2025

Scaling an Order Pipeline to 50k Events/Sec

KafkaNestJSEvent-DrivenScaling

Problem

The existing order pipeline was a synchronous chain of HTTP calls. At peak traffic, tail latency and failures cascaded: a slow downstream caused order timeouts, duplicate writes from naive retries, and intermittent data inconsistency. The business needed to grow 10x without growing incidents.

Constraints

Zero tolerance for lost orders — the event log is the system of record
Strict per-merchant ordering for order state transitions
Team of four; no budget for a bespoke distributed database

Architecture

We moved to an event-driven pipeline on Kafka with NestJS services. Commands are written via the transactional outbox pattern so the domain DB and outbox row commit atomically; a relay publishes to Kafka exactly-once at the producer boundary. Consumers are idempotent by event id, and read models are projected asynchronously into Postgres and Elasticsearch.
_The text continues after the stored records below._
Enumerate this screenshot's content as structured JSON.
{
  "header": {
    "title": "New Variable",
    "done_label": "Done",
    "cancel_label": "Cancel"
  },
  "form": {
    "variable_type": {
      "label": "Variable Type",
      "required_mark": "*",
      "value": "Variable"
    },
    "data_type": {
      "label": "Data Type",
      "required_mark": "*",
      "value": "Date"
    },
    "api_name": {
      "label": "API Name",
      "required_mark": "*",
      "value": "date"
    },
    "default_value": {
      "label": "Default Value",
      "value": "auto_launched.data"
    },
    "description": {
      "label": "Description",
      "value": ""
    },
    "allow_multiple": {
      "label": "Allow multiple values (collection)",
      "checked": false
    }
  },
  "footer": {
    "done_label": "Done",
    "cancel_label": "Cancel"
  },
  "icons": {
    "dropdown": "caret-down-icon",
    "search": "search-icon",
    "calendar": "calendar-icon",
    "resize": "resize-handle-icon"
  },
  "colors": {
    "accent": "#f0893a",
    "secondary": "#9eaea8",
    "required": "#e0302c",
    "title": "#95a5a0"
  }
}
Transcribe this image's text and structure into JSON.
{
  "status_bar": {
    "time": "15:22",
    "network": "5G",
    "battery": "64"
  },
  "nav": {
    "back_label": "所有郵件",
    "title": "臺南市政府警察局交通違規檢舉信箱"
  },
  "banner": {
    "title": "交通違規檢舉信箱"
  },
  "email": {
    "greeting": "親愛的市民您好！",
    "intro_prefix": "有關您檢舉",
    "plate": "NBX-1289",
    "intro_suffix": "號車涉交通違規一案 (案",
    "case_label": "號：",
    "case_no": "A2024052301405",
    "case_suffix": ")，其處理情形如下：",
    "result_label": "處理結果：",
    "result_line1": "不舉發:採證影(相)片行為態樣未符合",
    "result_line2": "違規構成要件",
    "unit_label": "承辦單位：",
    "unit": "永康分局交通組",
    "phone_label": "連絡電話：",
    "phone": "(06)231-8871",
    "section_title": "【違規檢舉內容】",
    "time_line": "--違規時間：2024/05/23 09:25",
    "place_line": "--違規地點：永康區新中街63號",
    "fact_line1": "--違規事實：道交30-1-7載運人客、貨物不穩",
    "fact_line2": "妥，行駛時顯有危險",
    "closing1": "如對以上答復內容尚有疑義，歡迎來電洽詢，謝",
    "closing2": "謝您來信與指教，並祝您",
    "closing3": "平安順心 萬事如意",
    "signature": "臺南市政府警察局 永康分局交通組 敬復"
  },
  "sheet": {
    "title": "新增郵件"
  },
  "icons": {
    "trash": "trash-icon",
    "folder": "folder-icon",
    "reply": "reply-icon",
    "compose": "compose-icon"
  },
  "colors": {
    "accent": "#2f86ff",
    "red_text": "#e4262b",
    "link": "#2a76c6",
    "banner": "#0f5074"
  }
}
Partitioning is keyed by merchant id to preserve ordering without global locks.

Trade-offs

Outbox + relay instead of 2PC

Why: Gives us exactly-once effects without the operational cost of distributed transactions.

Cost: Extra table, relay service, and careful idempotency on consumers.

Per-merchant partitioning

Why: Preserves ordering where it matters without serializing the whole stream.

Cost: Hot-merchant skew requires partition splitting and replay tooling.

Async read models

Why: Write path is fast and decoupled; read models can be rebuilt.

Cost: Eventual consistency must be explicit in the UI and APIs.

Outcome

Sustained 50k events/sec with sub-second p99 end-to-end latency
Zero lost events in six months of production
Incident count dropped ~70% vs. the prior architecture